Students are dedicated and raise their own funds to get there. They’ve already been looking to book a flight together. However, they won’t be leaving until Algonquin’s spring break of 2014.
“It’s about the experience of getting to see something different and come back and have a different perspective on life and the experience of being able to help the ones who need it most,” said Graciella Intungane, first year student in general arts and science environmental studies program and volunteer.

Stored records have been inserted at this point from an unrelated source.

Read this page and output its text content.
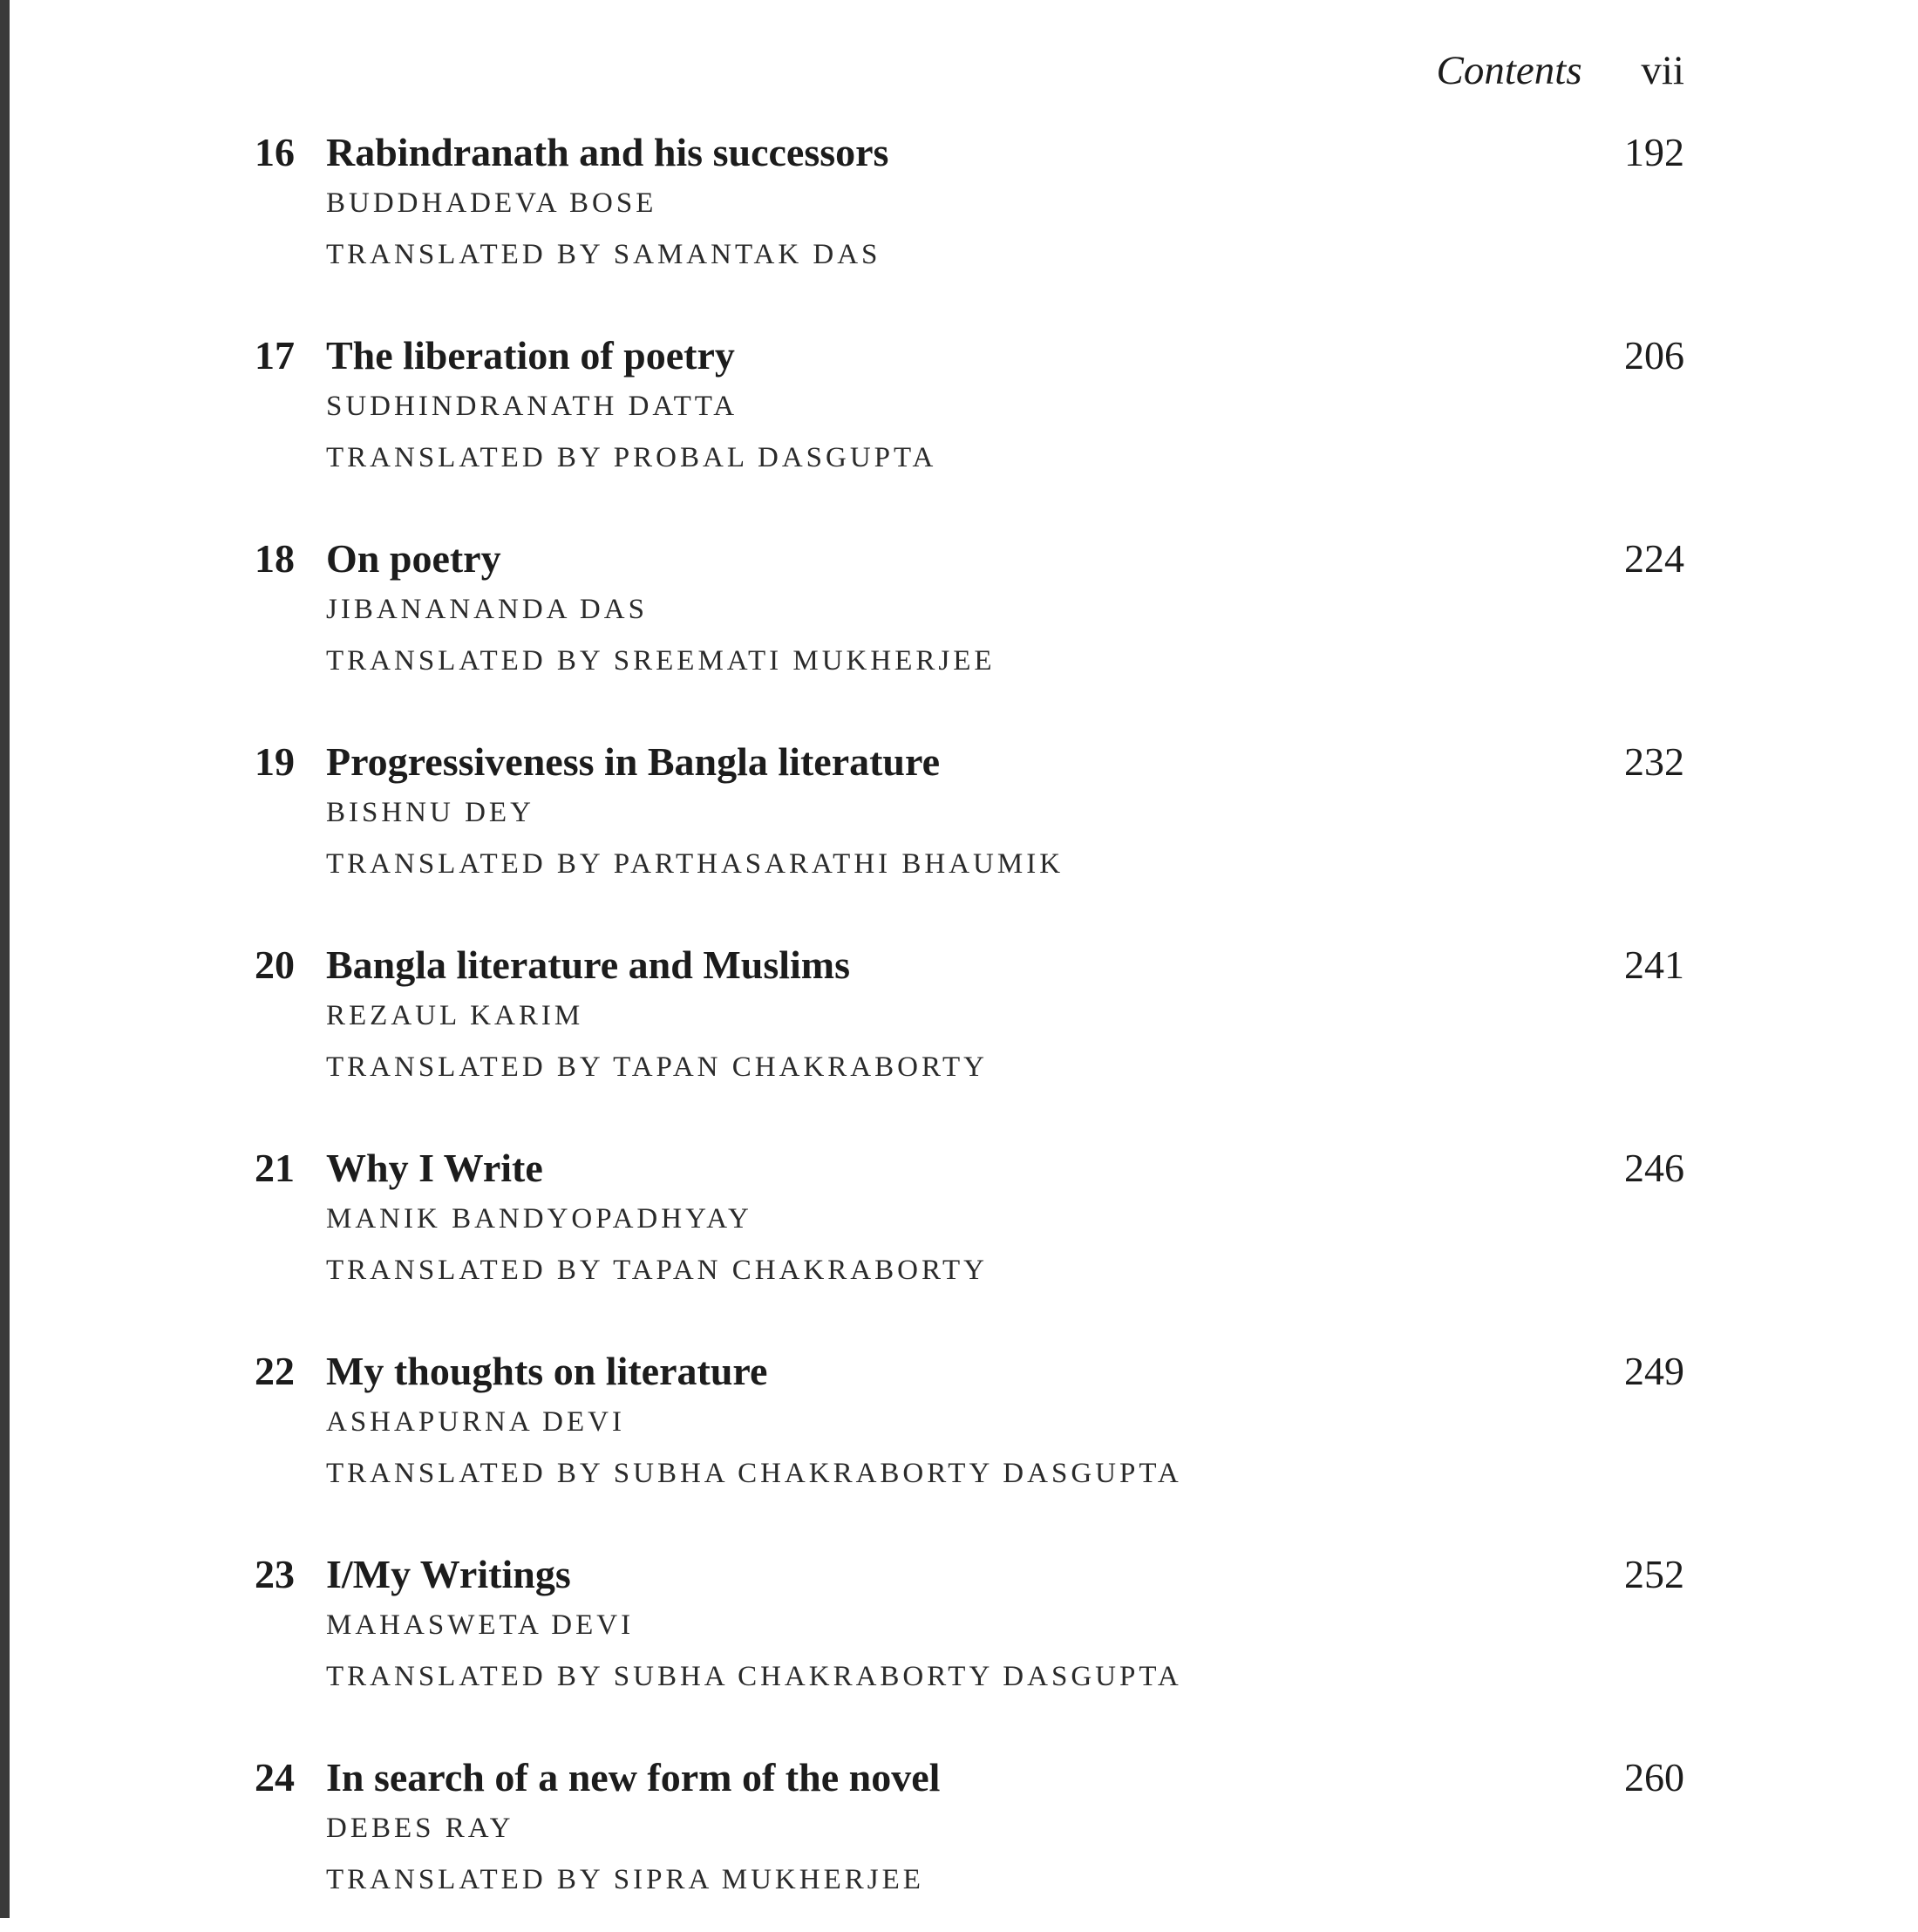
Contents vii
16 Rabindranath and his successors	192
BUDDHADEVA BOSE
TRANSLATED BY SAMANTAK DAS
17 The liberation of poetry	206
SUDHINDRANATH DATTA
TRANSLATED BY PROBAL DASGUPTA
18 On poetry	224
JIBANANANDA DAS
TRANSLATED BY SREEMATI MUKHERJEE
19 Progressiveness in Bangla literature	232
BISHNU DEY
TRANSLATED BY PARTHASARATHI BHAUMIK
20 Bangla literature and Muslims	241
REZAUL KARIM
TRANSLATED BY TAPAN CHAKRABORTY
21 Why I Write	246
MANIK BANDYOPADHYAY
TRANSLATED BY TAPAN CHAKRABORTY
22 My thoughts on literature	249
ASHAPURNA DEVI
TRANSLATED BY SUBHA CHAKRABORTY DASGUPTA
23 I/My Writings	252
MAHASWETA DEVI
TRANSLATED BY SUBHA CHAKRABORTY DASGUPTA
24 In search of a new form of the novel	260
DEBES RAY
TRANSLATED BY SIPRA MUKHERJEE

It is a team environment and they can also assist in teaching kindergarten classes at Escuela Espacio de Amor. Other schools may accommodate for the students as well.
Students are also welcomed to bring down costumes for the children. The teachers are very accommodating in allowing the costumes because it is something different for the kids and they can play dress-up.
The costumes are not for the purpose of Halloween though. The community doesn’t believe in that because it is considered witchcraft.
People in the community who are bilingual help in translating for the students while they’re there.
“Students can even bring an extra bed sheet with them because sometimes there’s a fire in the community while we’re there,” Edwards said.
Churches in Ottawa have also contributed to the trip, but it’s the hard work of the students that makes the difference. They ask people they know with kids to donate nice things the children can wear and play with, such as dolls and bears. Students may also bring down computers to bring to the school if they are donated, which they would take in their luggage.
“I’ll come back from this trip and be able to tell others so they can get involved too,” Intungane said.